CrowdStrike Takes Down Glassworm: A Botnet That Targeted Software Developers

On May 26, 2026, security company CrowdStrike worked with Google and the Shadowserver Foundation to shut down the Glassworm botnet. This was a significant operation: Glassworm had been quietly infecting developer computers since early 2025 by hiding inside popular open-source code libraries and tools—the building blocks that software engineers rely on every day.

How Glassworm Spread: A Distributed Command Network

Glassworm's operators were sophisticated. They didn't rely on a single point of control. Instead, they set up four separate channels to command their botnet: cryptocurrency transactions on the Solana blockchain, BitTorrent networks, a public calendar service, and direct connections to servers. This approach made it much harder for security researchers to shut everything down at once—if one channel was blocked, the others could keep working.

The botnet spread by injecting malicious code into popular developer tools. It compromised packages on npm and PyPI (repositories where developers download code libraries), and it published fake extensions for Visual Studio Code, a widely used code editor. These fake tools looked legitimate—offering features like language support or productivity improvements—so developers trusted them.

The Invisible Payload: Unicode Hiding

Here's where things get technically clever. The attackers used a technique called Unicode character embedding. Unicode is the system computers use to display text in many languages and symbols. The Unicode standard includes something called "Private Use Area" characters—basically blank slots reserved for custom applications. The attackers hid their malicious code in these invisible characters within legitimate-looking source code files.

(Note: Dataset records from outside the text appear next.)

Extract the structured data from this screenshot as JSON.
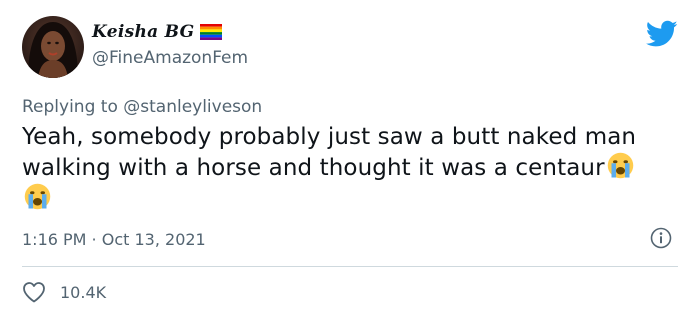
{
  "author": {
    "display_name": "Keisha BG",
    "handle": "@FineAmazonFem",
    "avatar_icon": "profile-photo"
  },
  "reply": {
    "prefix": "Replying to ",
    "mention": "@stanleyliveson"
  },
  "tweet": {
    "text": "Yeah, somebody probably just saw a butt naked man walking with a horse and thought it was a centaur",
    "emojis": [
      "loudly-crying-face",
      "loudly-crying-face"
    ]
  },
  "meta": {
    "timestamp": "1:16 PM · Oct 13, 2021"
  },
  "engagement": {
    "likes": "10.4K"
  },
  "colors": {
    "twitter_blue": "#1d9bf0",
    "secondary_text": "#536471",
    "divider": "#cfd9de"
  },
  "icons": [
    "twitter-bird-icon",
    "info-icon",
    "heart-icon",
    "rainbow-flag-icon"
  ]
}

Think of it like this: imagine you wrote a letter with secret messages embedded in the spaces between words, using symbols that look like blank space but contain hidden instructions. A person reading the letter would see nothing unusual, but a computer executing the code would activate the hidden instructions.

By mid-March 2026, researchers had found approximately 433 compromised packages and extensions across OpenVSX, GitHub, and npm.

Targeting Developers: The High-Value Target

There's a strategic logic to this attack. Developers write the software that millions of people use—on phones, computers, in the cloud. If you can infect a developer's computer, your malicious code can spread to everything that developer touches. This is called a supply chain attack, and it has become increasingly common.

The attackers specifically targeted VS Code extensions because the OpenVSX marketplace (an alternative to Microsoft's official marketplace) tends to have less rigorous security review. A malicious extension that looks like a useful tool can sit on a developer's machine, hidden and active, for months.

Worth Flagging

The Glassworm campaign fits into a pattern we've seen accelerate since the SolarWinds attack in 2020. Over the past five years, attackers have systematically moved their targets upstream in the software creation process. Instead of compromising finished applications, they now target the development environment itself—the tools, libraries, and extensions that developers use to build software. This shift makes each attack more valuable because the damage cascades through many downstream products.

The Takedown Operation

Coordinating the shutdown required CrowdStrike, Google, and the Shadowserver Foundation to work simultaneously across blockchain networks, distributed systems like BitTorrent, and traditional servers. This coordination challenge itself illustrates how modern botnets have become harder to dismantle when they use decentralized infrastructure.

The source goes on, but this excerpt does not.